6. Two projects were awarded funds for Innovative Research in Energy and the Environment, granted each year by the Andlinger Center. One investigates how to build more resilient cities and infrastructure to combat the effects of future pandemics and other shocks. The cutting-edge research evaluates how people have changed their behavior during the pandemic, where the gaps are in public services during crises, and what cities have learned around the world. The other aims to understand how to design offshore wind farms for maximum power output. The Biden administration has put forth plans for building up the East Coast of the United States with offshore wind, and this research lays the groundwork for designing farms that not just rely on single turbine capacity for high outputs but also rely on well-designed layouts for optimizing wind farm performance and reducing the effect of turbine wake on other turbines nearby.

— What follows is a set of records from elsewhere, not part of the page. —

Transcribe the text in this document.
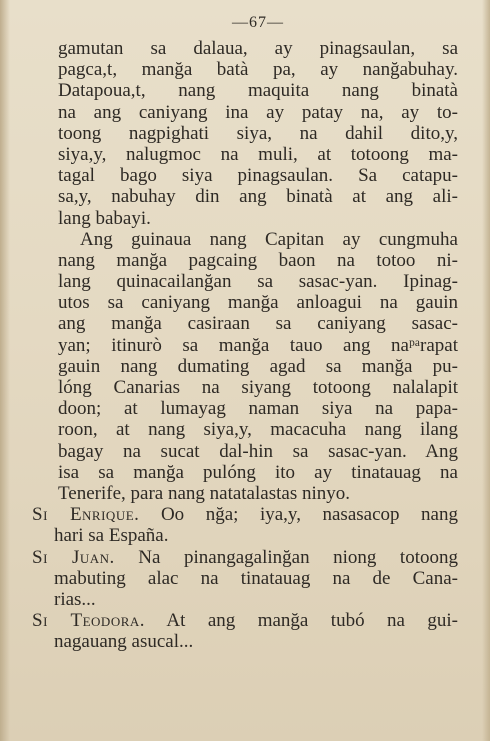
—67—
gamutan sa dalaua, ay pinagsaulan, sa
pagca,t, manğa batà pa, ay nanğabuhay.
Datapoua,t, nang maquita nang binatà
na ang caniyang ina ay patay na, ay to-
toong nagpighati siya, na dahil dito,y,
siya,y, nalugmoc na muli, at totoong ma-
tagal bago siya pinagsaulan. Sa catapu-
sa,y, nabuhay din ang binatà at ang ali-
lang babayi.
Ang guinaua nang Capitan ay cungmuha
nang manğa pagcaing baon na totoo ni-
lang quinacailanğan sa sasac-yan. Ipinag-
utos sa caniyang manğa anloagui na gauin
ang manğa casiraan sa caniyang sasac-
yan; itinurò sa manğa tauo ang naᵖᵃrapat
gauin nang dumating agad sa manğa pu-
lóng Canarias na siyang totoong nalalapit
doon; at lumayag naman siya na papa-
roon, at nang siya,y, macacuha nang ilang
bagay na sucat dal-hin sa sasac-yan. Ang
isa sa manğa pulóng ito ay tinatauag na
Tenerife, para nang natatalastas ninyo.
Si Enrique. Oo nğa; iya,y, nasasacop nang
hari sa España.
Si Juan. Na pinangagalinğan niong totoong
mabuting alac na tinatauag na de Cana-
rias...
Si Teodora. At ang manğa tubó na gui-
nagauang asucal...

7. Our newest Distinguished Postdoctoral Fellow, Sunxiang (Sean) Zheng, works with Claire White and Z. Jason Ren on a system to capture carbon dioxide from industrial plants and convert it into carbon monoxide, a base component of syngas, metals and a variety of acids and alcohols. Capturing carbon dioxide at power plants typically requires highly corrosive solvents, and most methods demand large energy expenditures to isolate and store the carbon; in power plants, for example, carbon capture requires 20-30% of the plants’ total energy output. Zheng will work to synthesize a new membrane to capture carbon dioxide and make the gas more easily convertible into carbonate minerals or hydrocarbons that can be used as fuel sources. Carbon capture has been proposed as a key way to prevent carbon from entering the atmosphere and mitigating further global warming.
8. In a panel during the virtual Princeton University Reunions, experts Elke Weber, Jesse Jenkins, Bob Keohane, and Rob Socolow chimed in on the parallels between the climate change and coronavirus crises, and how the two converge and diverge. Among the highlights are the effects on the economy and public health, the global and intergenerational features, the effects on inequality, and the role of science in policy responses.
9. Barry Rand and a team of researchers have significantly improved the material’s stability and performance by better managing the heat generated by the perovskite LEDs.
Tailoring climate science for users is key to coastal adaptation and resilience, say experts at E-ffiliates retreat
10. Making the latest climate science accessible to mayors, planners, and local officials is the only way coasts will be able to prepare for sea level rise and other impacts of climate change, said experts at the 2020 annual retreat of Princeton E-ffiliates Partnership (E-ffiliates). In discussion with nearly two hundred researchers, students, and companies, one panelist said that climate experts need to make actionable data available to local leaders so they can develop strategies on how best to deploy their limited resources most effectively. The day’s discussion focused on using adaptation measures like green infrastructure and new zoning laws to help coastal communities increase their resilience to long-term challenges like sea level rise even as they rebuild from today’s extreme weather.